The interpreter searches for 'a' using mamchr(); if it finds 'a' it then
does a second search for 'd' (again using memchr()) before running the
match. If you set no_start_optimize, to disable these optimizations,
there is a huge penalty.

> ./pcre2test -tm
> PCRE2 version 10.34-RC1 2019-04-22
>   re> /abcd/
> data> \[012345678a]{2000}
> Match time 0.1659 milliseconds
> No match
> data>
>   re> /abcd/jit
> data> \[012345678a]{2000}
> Match time 0.0027 milliseconds
> No match


Thanks for posting that example.
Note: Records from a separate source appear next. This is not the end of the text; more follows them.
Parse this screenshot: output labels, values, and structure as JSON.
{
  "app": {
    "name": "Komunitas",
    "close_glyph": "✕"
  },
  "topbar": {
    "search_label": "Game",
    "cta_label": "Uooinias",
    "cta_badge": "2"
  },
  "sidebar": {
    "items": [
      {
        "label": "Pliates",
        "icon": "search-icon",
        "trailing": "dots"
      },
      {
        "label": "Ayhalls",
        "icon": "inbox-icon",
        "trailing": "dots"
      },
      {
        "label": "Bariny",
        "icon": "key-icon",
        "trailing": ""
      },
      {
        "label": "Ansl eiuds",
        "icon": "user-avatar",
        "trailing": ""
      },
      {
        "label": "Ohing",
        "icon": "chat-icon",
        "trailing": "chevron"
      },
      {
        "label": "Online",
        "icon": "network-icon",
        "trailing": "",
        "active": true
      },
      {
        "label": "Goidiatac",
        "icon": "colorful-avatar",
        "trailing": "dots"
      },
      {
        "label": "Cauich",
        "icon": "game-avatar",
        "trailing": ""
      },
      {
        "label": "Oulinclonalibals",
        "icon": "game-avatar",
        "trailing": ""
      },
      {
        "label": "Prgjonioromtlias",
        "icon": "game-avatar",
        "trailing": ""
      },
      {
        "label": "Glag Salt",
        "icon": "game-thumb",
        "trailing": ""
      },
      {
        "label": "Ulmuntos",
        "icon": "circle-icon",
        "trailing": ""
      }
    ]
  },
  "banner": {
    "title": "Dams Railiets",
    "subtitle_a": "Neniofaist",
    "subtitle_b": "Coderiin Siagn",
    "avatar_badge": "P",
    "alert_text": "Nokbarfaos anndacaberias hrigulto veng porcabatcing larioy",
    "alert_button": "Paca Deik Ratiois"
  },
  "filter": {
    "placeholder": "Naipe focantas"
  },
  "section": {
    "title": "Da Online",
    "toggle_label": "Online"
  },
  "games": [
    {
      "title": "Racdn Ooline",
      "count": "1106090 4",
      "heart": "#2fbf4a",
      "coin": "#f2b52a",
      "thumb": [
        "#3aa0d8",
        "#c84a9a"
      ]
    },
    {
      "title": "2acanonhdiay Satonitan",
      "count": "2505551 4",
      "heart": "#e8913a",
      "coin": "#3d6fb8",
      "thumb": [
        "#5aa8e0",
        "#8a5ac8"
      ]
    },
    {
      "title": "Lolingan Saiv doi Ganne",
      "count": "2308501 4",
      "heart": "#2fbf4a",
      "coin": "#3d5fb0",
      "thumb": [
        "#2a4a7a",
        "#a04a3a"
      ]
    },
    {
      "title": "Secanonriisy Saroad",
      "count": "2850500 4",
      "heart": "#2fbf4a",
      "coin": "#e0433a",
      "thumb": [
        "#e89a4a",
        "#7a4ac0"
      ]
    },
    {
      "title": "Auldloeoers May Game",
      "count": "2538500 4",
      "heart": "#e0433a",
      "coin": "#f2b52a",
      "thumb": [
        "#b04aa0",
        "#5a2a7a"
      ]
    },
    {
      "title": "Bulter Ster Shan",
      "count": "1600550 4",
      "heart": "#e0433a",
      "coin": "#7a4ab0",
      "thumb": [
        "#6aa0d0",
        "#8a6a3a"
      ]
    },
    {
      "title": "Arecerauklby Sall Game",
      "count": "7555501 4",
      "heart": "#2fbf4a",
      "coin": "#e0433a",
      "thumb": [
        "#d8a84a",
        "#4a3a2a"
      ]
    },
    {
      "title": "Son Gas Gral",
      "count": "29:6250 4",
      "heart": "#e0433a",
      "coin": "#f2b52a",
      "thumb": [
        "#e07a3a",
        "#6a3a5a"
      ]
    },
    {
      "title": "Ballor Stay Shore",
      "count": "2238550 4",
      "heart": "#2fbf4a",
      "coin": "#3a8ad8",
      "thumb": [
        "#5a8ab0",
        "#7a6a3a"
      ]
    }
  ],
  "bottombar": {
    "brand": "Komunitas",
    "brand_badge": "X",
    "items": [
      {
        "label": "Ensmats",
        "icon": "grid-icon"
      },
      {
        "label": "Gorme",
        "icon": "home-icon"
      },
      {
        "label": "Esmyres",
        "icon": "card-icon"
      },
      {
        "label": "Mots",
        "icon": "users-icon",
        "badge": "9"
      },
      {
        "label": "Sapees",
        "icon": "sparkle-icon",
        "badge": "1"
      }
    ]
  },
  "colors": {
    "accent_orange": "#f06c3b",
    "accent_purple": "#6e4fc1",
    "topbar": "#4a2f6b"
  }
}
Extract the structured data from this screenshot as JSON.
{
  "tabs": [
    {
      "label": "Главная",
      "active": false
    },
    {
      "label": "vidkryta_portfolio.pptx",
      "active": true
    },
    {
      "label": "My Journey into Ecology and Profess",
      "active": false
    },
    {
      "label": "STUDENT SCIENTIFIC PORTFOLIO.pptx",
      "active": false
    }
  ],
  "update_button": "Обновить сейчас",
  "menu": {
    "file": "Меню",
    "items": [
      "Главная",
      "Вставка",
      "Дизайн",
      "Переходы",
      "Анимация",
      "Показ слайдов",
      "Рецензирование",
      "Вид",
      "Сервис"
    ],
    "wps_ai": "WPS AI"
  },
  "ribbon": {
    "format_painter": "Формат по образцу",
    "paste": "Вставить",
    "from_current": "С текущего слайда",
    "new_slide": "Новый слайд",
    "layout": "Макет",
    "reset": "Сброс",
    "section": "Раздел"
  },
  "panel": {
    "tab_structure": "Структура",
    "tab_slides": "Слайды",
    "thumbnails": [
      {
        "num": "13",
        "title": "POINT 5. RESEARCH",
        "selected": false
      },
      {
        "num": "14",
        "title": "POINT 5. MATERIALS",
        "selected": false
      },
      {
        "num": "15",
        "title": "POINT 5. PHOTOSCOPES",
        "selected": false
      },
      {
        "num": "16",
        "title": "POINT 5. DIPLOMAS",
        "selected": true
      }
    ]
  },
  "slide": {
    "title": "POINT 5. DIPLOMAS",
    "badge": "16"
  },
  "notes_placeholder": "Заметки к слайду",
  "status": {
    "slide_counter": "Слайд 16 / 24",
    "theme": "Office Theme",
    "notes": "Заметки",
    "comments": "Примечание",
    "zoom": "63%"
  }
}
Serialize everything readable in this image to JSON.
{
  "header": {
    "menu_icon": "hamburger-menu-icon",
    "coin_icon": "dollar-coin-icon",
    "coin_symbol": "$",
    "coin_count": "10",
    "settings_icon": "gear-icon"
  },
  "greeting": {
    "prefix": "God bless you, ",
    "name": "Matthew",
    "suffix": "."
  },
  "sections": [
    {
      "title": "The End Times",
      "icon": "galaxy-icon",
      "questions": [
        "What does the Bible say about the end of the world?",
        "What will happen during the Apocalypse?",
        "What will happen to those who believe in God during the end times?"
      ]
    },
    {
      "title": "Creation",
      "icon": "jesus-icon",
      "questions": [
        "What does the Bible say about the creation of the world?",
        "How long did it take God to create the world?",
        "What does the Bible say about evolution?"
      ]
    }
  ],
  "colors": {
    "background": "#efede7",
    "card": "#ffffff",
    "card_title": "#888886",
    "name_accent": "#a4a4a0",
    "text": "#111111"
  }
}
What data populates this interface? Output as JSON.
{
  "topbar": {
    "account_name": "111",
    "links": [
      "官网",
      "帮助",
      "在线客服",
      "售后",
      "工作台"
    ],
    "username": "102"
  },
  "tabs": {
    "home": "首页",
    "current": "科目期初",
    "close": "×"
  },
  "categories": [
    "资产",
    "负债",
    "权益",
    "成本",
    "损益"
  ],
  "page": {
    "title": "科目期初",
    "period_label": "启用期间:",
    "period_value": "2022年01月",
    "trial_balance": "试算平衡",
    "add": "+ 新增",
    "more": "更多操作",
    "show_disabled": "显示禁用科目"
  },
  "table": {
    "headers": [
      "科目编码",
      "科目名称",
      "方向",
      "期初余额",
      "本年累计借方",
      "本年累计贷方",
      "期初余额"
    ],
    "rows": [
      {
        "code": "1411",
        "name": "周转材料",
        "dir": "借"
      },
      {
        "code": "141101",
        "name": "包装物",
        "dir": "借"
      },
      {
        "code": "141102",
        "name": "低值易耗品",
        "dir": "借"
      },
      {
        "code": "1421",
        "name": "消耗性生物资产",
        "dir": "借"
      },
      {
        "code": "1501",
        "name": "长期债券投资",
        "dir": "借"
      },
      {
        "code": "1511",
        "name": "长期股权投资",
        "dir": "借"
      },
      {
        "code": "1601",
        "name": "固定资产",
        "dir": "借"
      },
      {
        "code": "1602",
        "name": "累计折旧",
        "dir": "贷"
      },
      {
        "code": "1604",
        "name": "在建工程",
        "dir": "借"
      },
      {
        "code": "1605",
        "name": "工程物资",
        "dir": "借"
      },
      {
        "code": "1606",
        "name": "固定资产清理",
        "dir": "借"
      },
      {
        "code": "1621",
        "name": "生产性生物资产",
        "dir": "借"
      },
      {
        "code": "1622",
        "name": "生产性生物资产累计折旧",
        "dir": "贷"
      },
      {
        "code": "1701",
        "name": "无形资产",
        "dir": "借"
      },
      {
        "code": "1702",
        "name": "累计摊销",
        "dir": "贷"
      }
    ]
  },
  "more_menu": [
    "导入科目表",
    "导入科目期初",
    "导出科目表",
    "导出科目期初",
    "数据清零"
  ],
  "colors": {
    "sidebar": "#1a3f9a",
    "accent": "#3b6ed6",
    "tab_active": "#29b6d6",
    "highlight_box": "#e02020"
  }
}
I've just noticed that an improvement
may be possible in the interpreter - the search for 'd' happens only if
the subject is quite short, because searching very long strings takes
time - or at least it does when memchr() is not used. It cannot be used
for 16-bit and 32-bit strings, and originally it was not used for 8-bit
strings. I will do some experiments to see if that restriction can be
lifted for 8-bit strings (and if it improves performance).

Philip

--
Philip Hazel